One of the most confusing things building owners face when investigating metal roofing is the enormous range of prices. Almost no other architectural finish has such a dramatic difference between the lowest and highest prices. Understanding why is critical to choosing the best option for your home, so here are three things you absolutely need to know about metal roof prices (that your local big box store won't tell you!).
1. THERE ARE MANY DIFFERENT METALS USED FOR METAL ROOFING PRODUCTS.
Steel, plated steel, aluminum, copper, zinc, stainless steel, tin, titanium - all of these metals are processed into sheet metal and are used to make metal roofing. At the low end of the scale is usually steel (most often "Galvanized," "Zinc-Alum," "Galvalume," etc.), and the high end includes various versions of the "exotic" metals like titanium, stainless steel, copper and zinc. As a rule, the more expensive metals are also the most corrosion-resistant. More corrosion resistance means a longer service life as a metal roof. You have to know what TYPE of metal is used in making the metal roof you're considering in order to have an idea of its relative value.
2. THERE ARE MANY DIFFERENT THICKNESSES AVAILABLE OF EACH TYPE OF METAL.
Each of the metals mentioned can be made into different thicknesses (or "gauges") and then made into metal roofing products.

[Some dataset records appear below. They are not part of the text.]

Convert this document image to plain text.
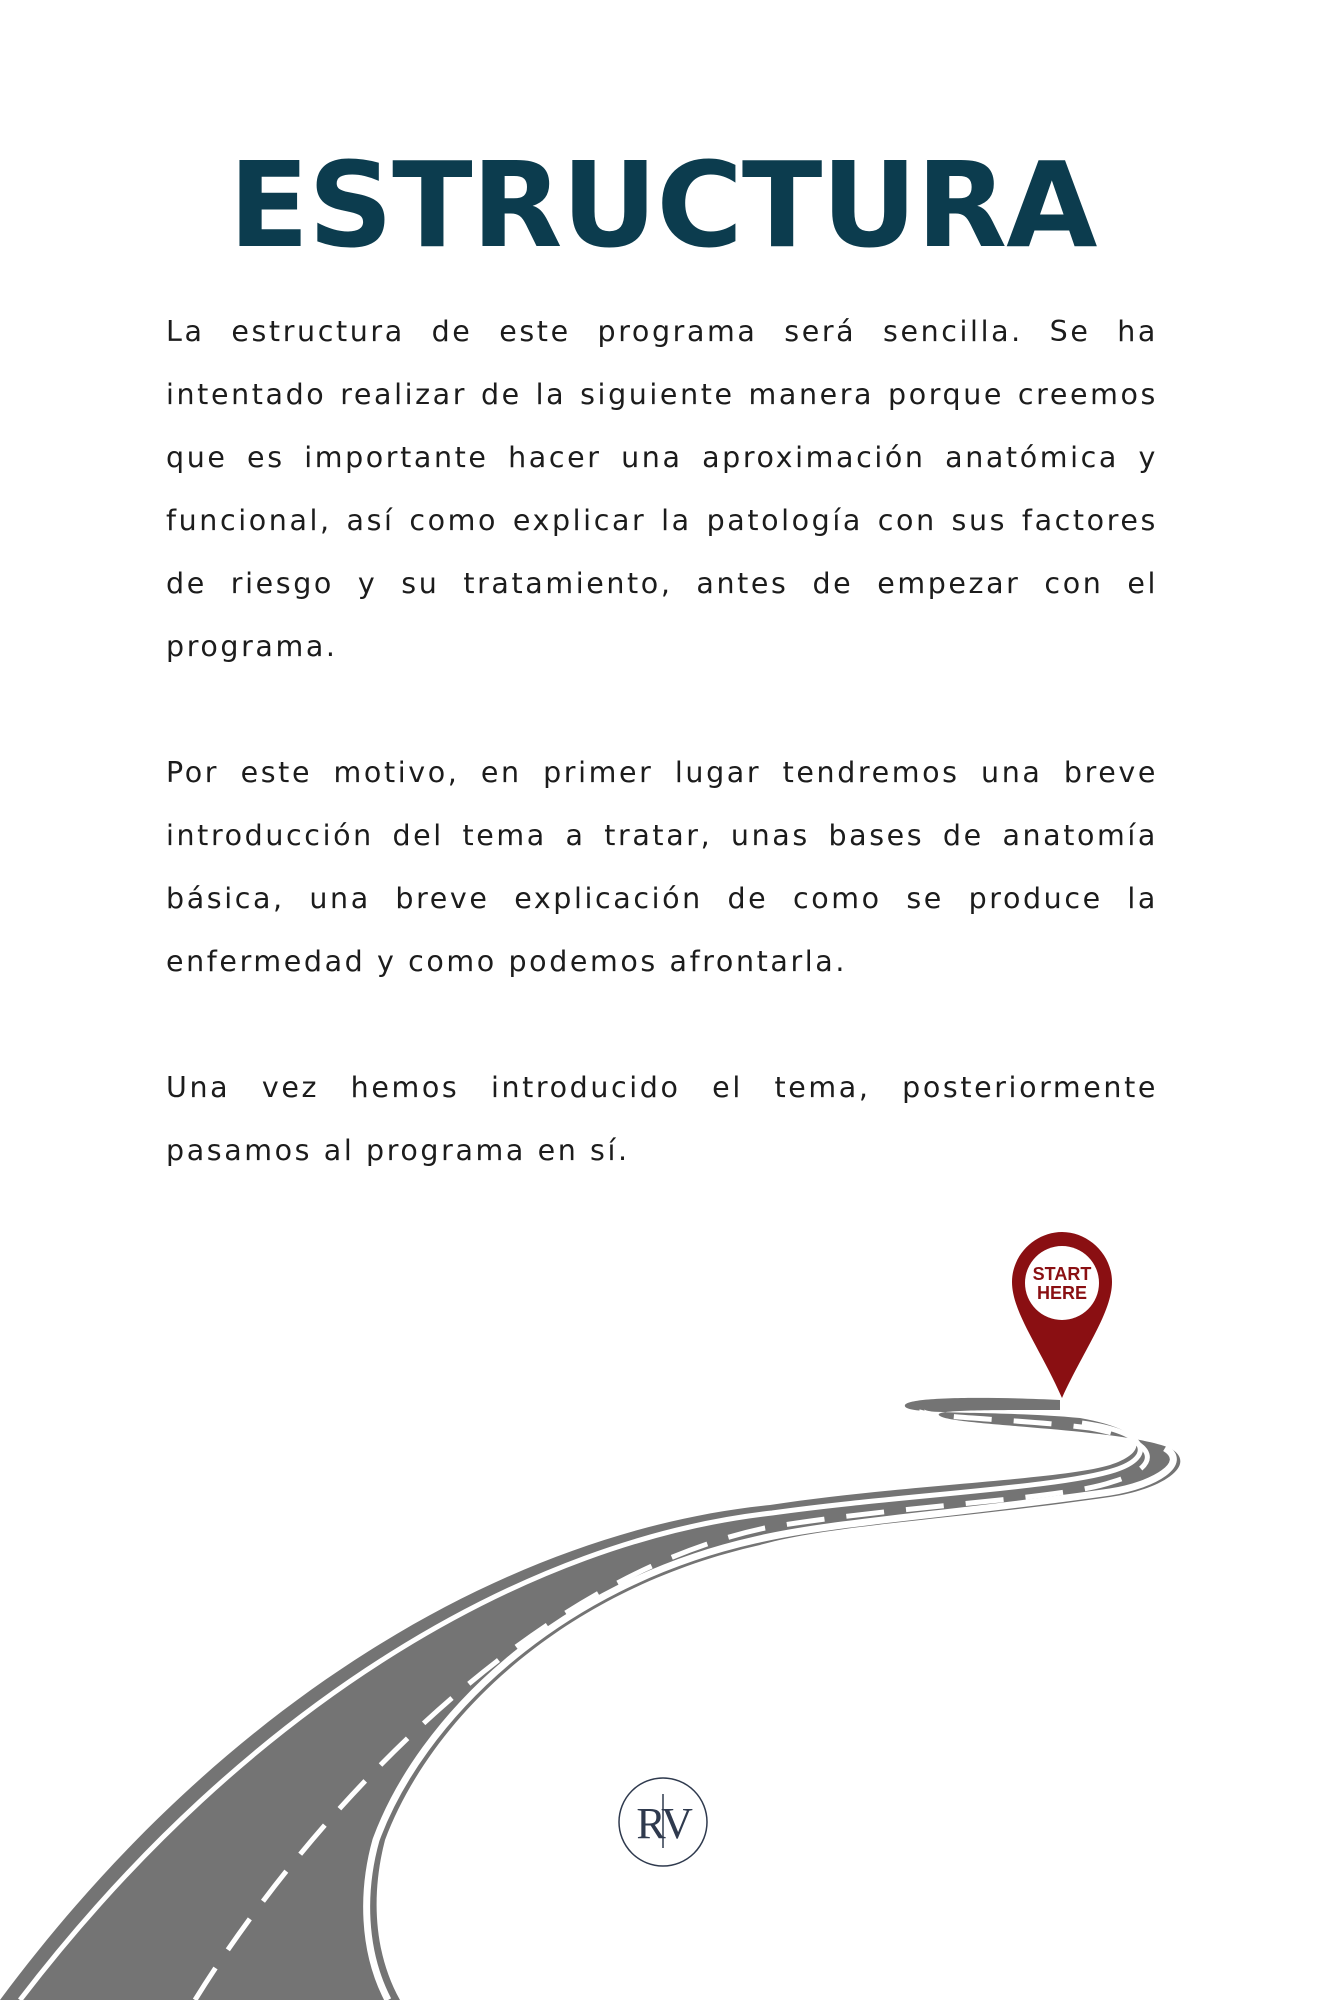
ESTRUCTURA

La estructura de este programa será sencilla. Se ha intentado realizar de la siguiente manera porque creemos que es importante hacer una aproximación anatómica y funcional, así como explicar la patología con sus factores de riesgo y su tratamiento, antes de empezar con el programa.

Por este motivo, en primer lugar tendremos una breve introducción del tema a tratar, unas bases de anatomía básica, una breve explicación de como se produce la enfermedad y como podemos afrontarla.

Una vez hemos introducido el tema, posteriormente pasamos al programa en sí.

START
HERE
R
V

At the thin end of the scale are metals as thin as .011 inches (that's 11 thousandths of an inch, about the thickness of many business cards) or "29 Gauge" (remember, the higher the gauge, the THINNER the metal!), and at the thicker end of the normally-used roofing metals you'll find metals in the range of .033 inches or "22 Gauge." There are thinner and thicker metals available for specific applications, but these thicknesses cover most of the sheet metal types used for architectural metal roofing. For any given TYPE of metal, the THICKER it is, the more you should expect to pay.
3. THERE ARE MULTIPLE TYPES OF FINISHES AVAILABLE FOR MOST TYPES AND GAUGES OF METAL ROOFING.

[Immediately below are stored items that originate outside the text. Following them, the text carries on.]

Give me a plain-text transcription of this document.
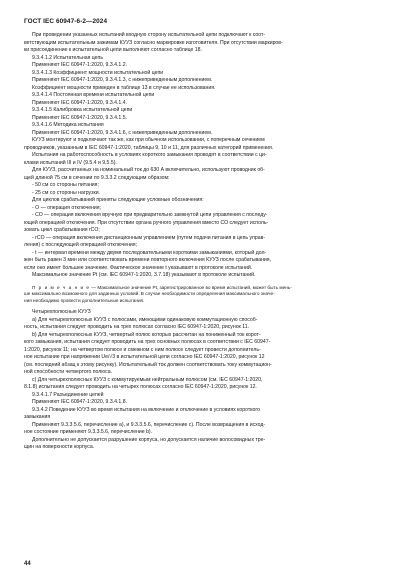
ГОСТ IEC 60947-6-2—2024
При проведении указанных испытаний входную сторону испытательной цепи подключают к соот-
ветствующим испытательным зажимам КУУЗ согласно маркировке изготовителя. При отсутствии маркиров-
ки присоединение к испытательной цепи выполняют согласно таблице 18.
9.3.4.1.2 Испытательная цепь
Применяют IEC 60947-1:2020, 9.3.4.1.2.
9.3.4.1.3 Коэффициент мощности испытательной цепи
Применяют IEC 60947-1:2020, 9.3.4.1.3, с нижеприведенным дополнением.
Коэффициент мощности приведен в таблице 13 в случае ее использования.
9.3.4.1.4 Постоянная времени испытательной цепи
Применяют IEC 60947-1:2020, 9.3.4.1.4.
9.3.4.1.5 Калибровка испытательной цепи
Применяют IEC 60947-1:2020, 9.3.4.1.5.
9.3.4.1.6 Методика испытания
Применяют IEC 60947-1:2020, 9.3.4.1.6, с нижеприведенным дополнением.
КУУЗ монтируют и подключают так же, как при обычном использовании, с поперечным сечением
проводников, указанным в IEC 60947-1:2020, таблицы 9, 10 и 11, для различных категорий применения.
Испытания на работоспособность в условиях короткого замыкания проводят в соответствии с ци-
клами испытаний III и IV (9.5.4 и 9.5.5).
Для КУУЗ, рассчитанных на номинальный ток до 630 А включительно, используют проводник об-
щей длиной 75 см в сечении по 9.3.3.2 следующим образом:
- 50 см со стороны питания;
- 25 см со стороны нагрузки.
Для циклов срабатываний приняты следующие условные обозначения:
- О — операция отключения;
- СО — операция включения вручную при предварительно замкнутой цепи управления с последу-
ющей операцией отключения. При отсутствии органа ручного управления вместо СО следует исполь-
зовать цикл срабатывания rCO;
- rCO — операция включения дистанционным управлением (путем подачи питания в цепь управ-
ления) с последующей операцией отключения;
- t — интервал времени между двумя последовательными короткими замыканиями, который дол-
жен быть равен 3 мин или соответствовать времени повторного включения КУУЗ после срабатывания,
если оно имеет большее значение. Фактическое значение t указывают в протоколе испытаний.
Максимальное значение Pt (см. IEC 60947-1:2020, 3.7.18) указывают в протоколе испытаний.
П р и м е ч а н и е — Максимальное значение Pt, зарегистрированное во время испытаний, может быть мень-
ше максимально возможного для заданных условий. В случае необходимости определения максимального значе-
ния необходимо провести дополнительные испытания.
Четырехполюсные КУУЗ
а) Для четырехполюсных КУУЗ с полюсами, имеющими одинаковую коммутационную способ-
ность, испытания следует проводить на трех полюсах согласно IEC 60947-1:2020, рисунок 11.
b) Для четырехполюсных КУУЗ, четвертый полюс которых рассчитан на пониженный ток корот-
кого замыкания, испытания следует проводить на трех основных полюсах в соответствии с IEC 60947-
1:2020, рисунок 11; на четвертом полюсе и смежном с ним полюсе следует провести дополнитель-
ное испытание при напряжении Ue/√3 в испытательной цепи согласно IEC 60947-1:2020, рисунок 12
(см. последний абзац к этому рисунку). Испытательный ток должен соответствовать току коммутацион-
ной способности четвертого полюса.
с) Для четырехполюсных КУУЗ с коммутируемым нейтральным полюсом (см. IEC 60947-1:2020,
8.1.8) испытания следует проводить на четырех полюсах согласно IEC 60947-1:2020, рисунок 12.
9.3.4.1.7 Разъединение цепей
Применяют IEC 60947-1:2020, 9.3.4.1.8.
9.3.4.2 Поведение КУУЗ во время испытания на включение и отключение в условиях короткого
замыкания
Применяют 9.3.3.5.6, перечисление а), и 9.3.3.5.6, перечисление с). После возвращения в исход-
ное состояние применяют 9.3.3.5.6, перечисление b).
Дополнительно не допускается разрушение корпуса, но допускается наличие волосовидных тре-
щин на поверхности корпуса.
44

In addition to the fact that there are different metals in differing gauges, there are also different finishes which are often applied. While many of the metals made into roofing can be available without a finish (copper being probably the most commonly available in this manner), most of the steel and aluminum roofing products commonly found have a finish applied. These are usually factory-applied paints of different qualities intended to give the roof metal a specific color. These metal paints also provide an additional layer of corrosion resistance. The quality of the finish applied to a given metal for roofing will also affect the price, and just like type and thickness of metal, it costs more money to get a better quality finish.
The picture of our pre-aged copper diamond shingles at the top of this post is an example of a premium choice. The photo to the left is of our Value Panel, an example of a typical low end metal roof.
Because of all of these elements, it's possible to have metal roof prices for a given job vary all over the map. One thousand square feet of metal roofing material in the cheapest steel, in 29 gauge with the cheapest finish, might cost less than $1,000. The same surface area of pre-aged 22 gauge copper (like our diamonds) might cost up to $15,000. It's a crazy range or prices for any given job, which shows why it's so important to consult a metal roofing expert before making a decision.
Incidentally, many lumber yards and building supply outlets can be great places to buy construction materials, but very few offer experienced insight and knowledge of the many types of metal roofs. If you're seriously considering a metal roof, stick to companies that use or supply metal roofing as part of their normal business.